With the ruble under pressure from falling oil prices and Western sanctions on Moscow, the Central Bank is currently spending its reserves at a rate similar to that of March this year when investors fled Russia as the Kremlin annexed the southern Ukrainian region of Crimea.

Russia drained about $200 billion of its foreign currency reserves in the 2008 financial crisis. In the lead up to Russia's 1998 default, the authorities spent all but $10 billion worth of the country's foreign currency reserves before abandoning their defense of the ruble.

The Central Bank is currently not facing any shortage of foreign currency, said Vladimir Tikhonov, chief economist at BCS Financial Group in Moscow, pointing to guidelines from the International Monetary Fund that suggests nations have reserves amounting to three months worth of imports. Today's levels of reserves are far above three months worth of Russian imports, which amount to about $75 billion, he said.

The Central Bank has said repeatedly it will implement a free floating ruble by the beginning of 2015, although some experts argue that continued ruble weakness could hamper this plan.

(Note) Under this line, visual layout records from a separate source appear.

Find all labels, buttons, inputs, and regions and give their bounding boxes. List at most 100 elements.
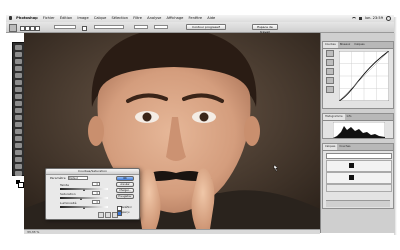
tab-info[interactable]: Info <box>345 114 354 120</box>
zoom-level[interactable]: 33,33 % <box>27 230 39 234</box>
menu-calque[interactable]: Calque <box>94 16 106 20</box>
histogram-graph <box>333 122 385 138</box>
panel-dock: Courbes Niveaux Calques Histogramme Info <box>320 33 395 233</box>
refine-edge-button[interactable]: Contour progressif <box>186 24 226 30</box>
layer-row[interactable] <box>326 184 392 192</box>
path-selection-tool-icon[interactable] <box>15 150 22 155</box>
cancel-button[interactable]: Annuler <box>116 182 134 187</box>
menu-fichier[interactable]: Fichier <box>43 16 55 20</box>
wifi-icon[interactable] <box>351 16 356 21</box>
menu-filtre[interactable]: Filtre <box>133 16 142 20</box>
menu-edition[interactable]: Édition <box>60 16 72 20</box>
volume-icon[interactable] <box>358 17 362 20</box>
tab-layers[interactable]: Calques <box>352 42 366 48</box>
eraser-tool-icon[interactable] <box>15 115 22 120</box>
gradient-tool-icon[interactable] <box>15 122 22 127</box>
saturation-slider[interactable] <box>60 197 108 199</box>
right-ear <box>244 116 260 146</box>
eyedropper-tool-icon[interactable] <box>15 80 22 85</box>
save-button[interactable]: Enregistrer <box>116 194 134 199</box>
pen-tool-icon[interactable] <box>15 136 22 141</box>
antialias-checkbox[interactable] <box>82 25 87 31</box>
tab-levels[interactable]: Niveaux <box>338 42 353 48</box>
style-select[interactable] <box>94 24 124 29</box>
tab-histogram[interactable]: Histogramme <box>323 114 345 120</box>
tab-calques[interactable]: Calques <box>323 144 338 150</box>
saturation-value-field[interactable]: 0 <box>92 191 100 195</box>
history-brush-tool-icon[interactable] <box>15 108 22 113</box>
background-color-swatch[interactable] <box>17 181 24 188</box>
shape-tool-icon[interactable] <box>15 157 22 162</box>
layers-panel: Calques Couches <box>322 143 394 209</box>
curves-pencil-tool-icon[interactable] <box>326 59 334 66</box>
hue-saturation-dialog: Courbes/Saturation Paramètre Défaut Tein… <box>45 168 140 220</box>
ok-button[interactable]: OK <box>116 176 134 181</box>
brush-tool-icon[interactable] <box>15 94 22 99</box>
crop-tool-icon[interactable] <box>15 73 22 78</box>
saturation-label: Saturation <box>60 192 76 196</box>
clone-stamp-tool-icon[interactable] <box>15 101 22 106</box>
right-iris <box>199 112 209 122</box>
eyedropper-plus-icon[interactable] <box>105 212 111 218</box>
menu-image[interactable]: Image <box>77 16 88 20</box>
tab-curves[interactable]: Courbes <box>323 42 338 48</box>
move-tool-icon[interactable] <box>15 45 22 50</box>
curves-tools <box>326 50 334 106</box>
marquee-tool-icon[interactable] <box>9 24 17 32</box>
eyedropper-icon[interactable] <box>98 212 104 218</box>
color-swatches[interactable] <box>15 179 24 188</box>
saturation-slider-thumb[interactable] <box>80 198 83 200</box>
lasso-tool-icon[interactable] <box>15 59 22 64</box>
menu-analyse[interactable]: Analyse <box>147 16 161 20</box>
dodge-tool-icon[interactable] <box>15 129 22 134</box>
adjustments-panel: Courbes Niveaux Calques <box>322 41 394 109</box>
hue-value: 0 <box>96 182 98 186</box>
spotlight-icon[interactable] <box>386 16 391 21</box>
workspace-select[interactable]: Espace de travail <box>252 24 278 34</box>
menu-fenetre[interactable]: Fenêtre <box>189 16 203 20</box>
load-button[interactable]: Charger... <box>116 188 134 193</box>
height-field[interactable] <box>154 24 168 29</box>
menu-affichage[interactable]: Affichage <box>166 16 183 20</box>
curves-point-tool-icon[interactable] <box>326 50 334 57</box>
layer-row[interactable] <box>326 160 392 172</box>
marquee-tool-icon[interactable] <box>15 52 22 57</box>
layer-row[interactable] <box>326 172 392 184</box>
hand-tool-icon[interactable] <box>15 164 22 169</box>
clock[interactable]: lun. 23:59 <box>365 15 383 22</box>
hue-slider-thumb[interactable] <box>82 189 85 191</box>
layers-tabs: Calques Couches <box>323 144 393 151</box>
lightness-label: Luminosité <box>60 201 77 205</box>
histogram-tabs: Histogramme Info <box>323 114 393 121</box>
eyedropper-white-icon[interactable] <box>326 86 334 93</box>
saturation-value: 0 <box>96 191 98 195</box>
apple-icon[interactable] <box>9 16 12 20</box>
lightness-value-field[interactable]: 0 <box>92 200 100 204</box>
blend-mode-select[interactable] <box>326 153 392 159</box>
layer-thumbnail <box>349 175 354 180</box>
dialog-title: Courbes/Saturation <box>46 169 139 175</box>
curves-graph[interactable] <box>339 51 389 101</box>
eyedropper-black-icon[interactable] <box>326 68 334 75</box>
preset-label: Paramètre <box>50 176 66 180</box>
type-tool-icon[interactable] <box>15 143 22 148</box>
feather-field[interactable] <box>54 24 76 29</box>
hue-value-field[interactable]: 0 <box>92 182 100 186</box>
intersect-selection-icon[interactable] <box>35 25 40 31</box>
layers-panel-footer <box>326 200 390 207</box>
menu-aide[interactable]: Aide <box>207 16 215 20</box>
menu-photoshop[interactable]: Photoshop <box>16 16 38 20</box>
adjustments-tabs: Courbes Niveaux Calques <box>323 42 393 49</box>
hue-label: Teinte <box>60 183 69 187</box>
tab-couches[interactable]: Couches <box>337 144 352 150</box>
magic-wand-tool-icon[interactable] <box>15 66 22 71</box>
zoom-tool-icon[interactable] <box>15 171 22 176</box>
width-field[interactable] <box>134 24 148 29</box>
healing-brush-tool-icon[interactable] <box>15 87 22 92</box>
layer-thumbnail <box>349 163 354 168</box>
menu-selection[interactable]: Sélection <box>111 16 128 20</box>
eyedropper-gray-icon[interactable] <box>326 77 334 84</box>
lightness-slider-thumb[interactable] <box>82 207 85 209</box>
colorize-label: Redéfinir <box>121 205 132 209</box>
status-bar: 33,33 % <box>24 229 320 234</box>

"The Central Bank has not been very lucky with the [timing of the] liberalization of the currency," said Sergei Kozlovsky, head of the analysis department at brokerage Grand Capital.

Current Central Bank policy states that the regulator will intervene on currency markets when the ruble passes the limits of a proscribed trading corridor, raising the boundaries by 5 kopeks every time it spends more than $350 million.

Questions about monetary policy have been raised by senior officials in recent days. Expectations are rising that the Central Bank will hike interests rates later this month in a move that could slow the devaluation of the ruble but might tip the Russian economy into recession.

Trying to influence the exchange rate would be pointless, German Gref, head of state-owned banking giant Sberbank, said Tuesday, according to RIA Novosti. "Holding the ruble at one level or another carries with it serious risks for the economy," Gref said.

Last week controversial Kremlin aide Sergei Glazyev called for the Central Bank to fix the ruble's exchange rate, and announce what it would be to the market two or three years in advance.

The ruble's trading corridor was moved at least once every day last week as pressure on the currency increased amid falling global oil prices. Brent crude shed 3 percent Tuesday, dropping to its lowest level since 2010 at almost $86 a barrel.

The Central Bank, which releases data on the corridor and the level of intervention with a time lag, said Tuesday that it had shifted the corridor by 10 kopeks the previous day.

The Russian Finance Ministry cancelled its first bond auction for almost a month Tuesday, according to a statement on its website citing unfavorable market conditions.

"There is nothing good ahead for the ruble," said analyst Kozlovsky. "While oil is falling and the conflict continues in Ukraine the ruble will continue to decline."